Бешеные деньги | страница 37
Василий (таинственно). Здесь-с.
Телятев. Где же он?
Василий молча и величественно указывает на дверь во внутренние комнаты.
Отчего же его принимают, а меня нельзя?
Василий. Потому сродственник.
Телятев. Такой же сродственник, как и вы, Василий Иваныч. Уж вы меня извините, я останусь, а вы подите в переднюю.
Василий. Оно точно, что в это время барин никогда дома не бывает, а если в другой раз…
Телятев. Ну, довольно, Василий Иваныч! Учтивость за учтивость, а то я скажу вам: «Пошел вон!»
Василий. Можно, для вас все, сударь, можно. (Уходит.)
Телятев один.
Телятев (вынимает из кармана письмо и читает):
И все так точно и надул. Он сродственник, а меня и принимать не приказано. Что же мне делать? Уступить даром как-то неловко, что-то за сердце скребет. Подожду их, посмотрю, как она его будет провожать. Вот удивятся, вот рты-то разинут, как я встану перед ними, как statua gentilissima.[7] А статуя Командора, – мне один немец божился до того, что заплакал, – представляет совесть. Ужасно будет их положение. А не лучше ли явиться к ним самому, оно, конечно, не совсем учтиво… Где они скрываются?(Подходит к двери и прислушивается.) Никого нет. Проникну далее. (Отворяет осторожно дверь, уходит и так же осторожно затворяет.)
Входят Васильков и Василий.
Васильков и Василий.
Васильков (быстро). Был без меня кто-нибудь?
Василий. Господин Глумов. Вот и записку оставили.
Васильков (строго). А еще кто?
Василий. Господин Кучумов… а…
Васильков.
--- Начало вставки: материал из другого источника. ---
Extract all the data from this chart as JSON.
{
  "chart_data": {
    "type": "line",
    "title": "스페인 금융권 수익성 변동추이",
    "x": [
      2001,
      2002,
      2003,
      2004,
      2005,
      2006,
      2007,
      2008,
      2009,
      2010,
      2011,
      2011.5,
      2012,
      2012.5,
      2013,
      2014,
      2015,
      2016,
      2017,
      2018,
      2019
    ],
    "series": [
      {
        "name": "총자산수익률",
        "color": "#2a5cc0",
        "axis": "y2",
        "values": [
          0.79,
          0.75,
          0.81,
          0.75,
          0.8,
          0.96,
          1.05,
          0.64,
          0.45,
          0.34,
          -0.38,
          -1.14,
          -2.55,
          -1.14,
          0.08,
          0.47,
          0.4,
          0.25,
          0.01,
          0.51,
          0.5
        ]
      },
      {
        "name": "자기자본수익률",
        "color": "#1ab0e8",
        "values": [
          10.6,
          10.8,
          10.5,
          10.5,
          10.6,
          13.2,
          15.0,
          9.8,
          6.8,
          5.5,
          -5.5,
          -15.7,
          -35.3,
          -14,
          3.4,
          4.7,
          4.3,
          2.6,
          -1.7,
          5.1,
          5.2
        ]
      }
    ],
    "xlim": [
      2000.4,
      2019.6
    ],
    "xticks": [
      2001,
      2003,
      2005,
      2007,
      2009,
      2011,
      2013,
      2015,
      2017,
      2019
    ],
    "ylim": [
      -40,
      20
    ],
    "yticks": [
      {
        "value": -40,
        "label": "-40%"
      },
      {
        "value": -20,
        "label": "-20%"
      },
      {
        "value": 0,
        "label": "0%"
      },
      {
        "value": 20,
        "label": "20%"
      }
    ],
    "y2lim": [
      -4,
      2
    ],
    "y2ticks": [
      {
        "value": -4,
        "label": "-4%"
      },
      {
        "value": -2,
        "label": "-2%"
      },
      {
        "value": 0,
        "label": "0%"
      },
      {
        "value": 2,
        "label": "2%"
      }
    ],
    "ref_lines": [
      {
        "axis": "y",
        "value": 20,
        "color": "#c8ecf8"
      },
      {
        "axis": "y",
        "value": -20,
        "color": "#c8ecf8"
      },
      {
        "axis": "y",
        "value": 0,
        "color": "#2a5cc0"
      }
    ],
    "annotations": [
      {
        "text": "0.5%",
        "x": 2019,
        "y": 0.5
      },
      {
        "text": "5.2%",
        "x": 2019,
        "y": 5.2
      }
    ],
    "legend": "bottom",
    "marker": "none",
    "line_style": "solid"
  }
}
Ну, хорошо, ступай!
Василий уходит.
Кучумов так стар, что и подозревать нельзя; моя жена женщина со вкусом. (Останавливается перед столом в задумчивости и видит записку Глумова. Вынимает из кармана письмо и сличает с запиской Глумова.) Ничего не похоже, а я думал, что он. (Читает письмо.)
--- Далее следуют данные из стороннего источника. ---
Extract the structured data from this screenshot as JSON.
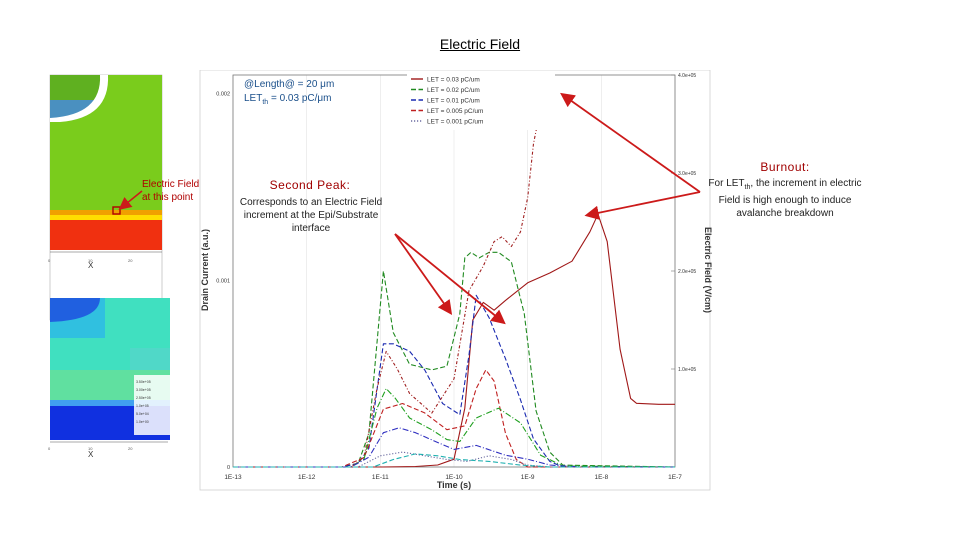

«Будь дома в два часа непременно, и ты поймешь смысл этих слов» (Короткое молчание.) Что это, шутка или несчастие? Если это шутка, то глупо и непростительно шутить над человеком, не зная его сердца. Если это несчастие, то зачем же оно приходит так рано и неожиданно? Если б я знал свою жену, я бы не колебался. Как любит, как чувствует простая девушка или женщина, я знаю; а как чувствует светская дама, я не знаю. Я души ее не вижу; я ей чужой, и она мне чужая. Ей не нужно сердца, а нужны речи. А у меня речей нет. О, проклятые речи! Как легко мы перенимаем чужие речи и как туго перенимаем чужой ум. Теперь говорят, как в английском парламенте, а думают все еще как при Аскольде. А делают… Да что здесь делают? Ничего не делают. Но что же, однако, значит это письмо? Пойду покажу его Лидии. Но если, если… боже; Что мне делать тогда, что мне делать? Как повести себя? Нет, нет, стыдно в таком деле готовиться, стыдно роль играть! Что подскажет мне глупое провинциальное сердце, то и сделаю.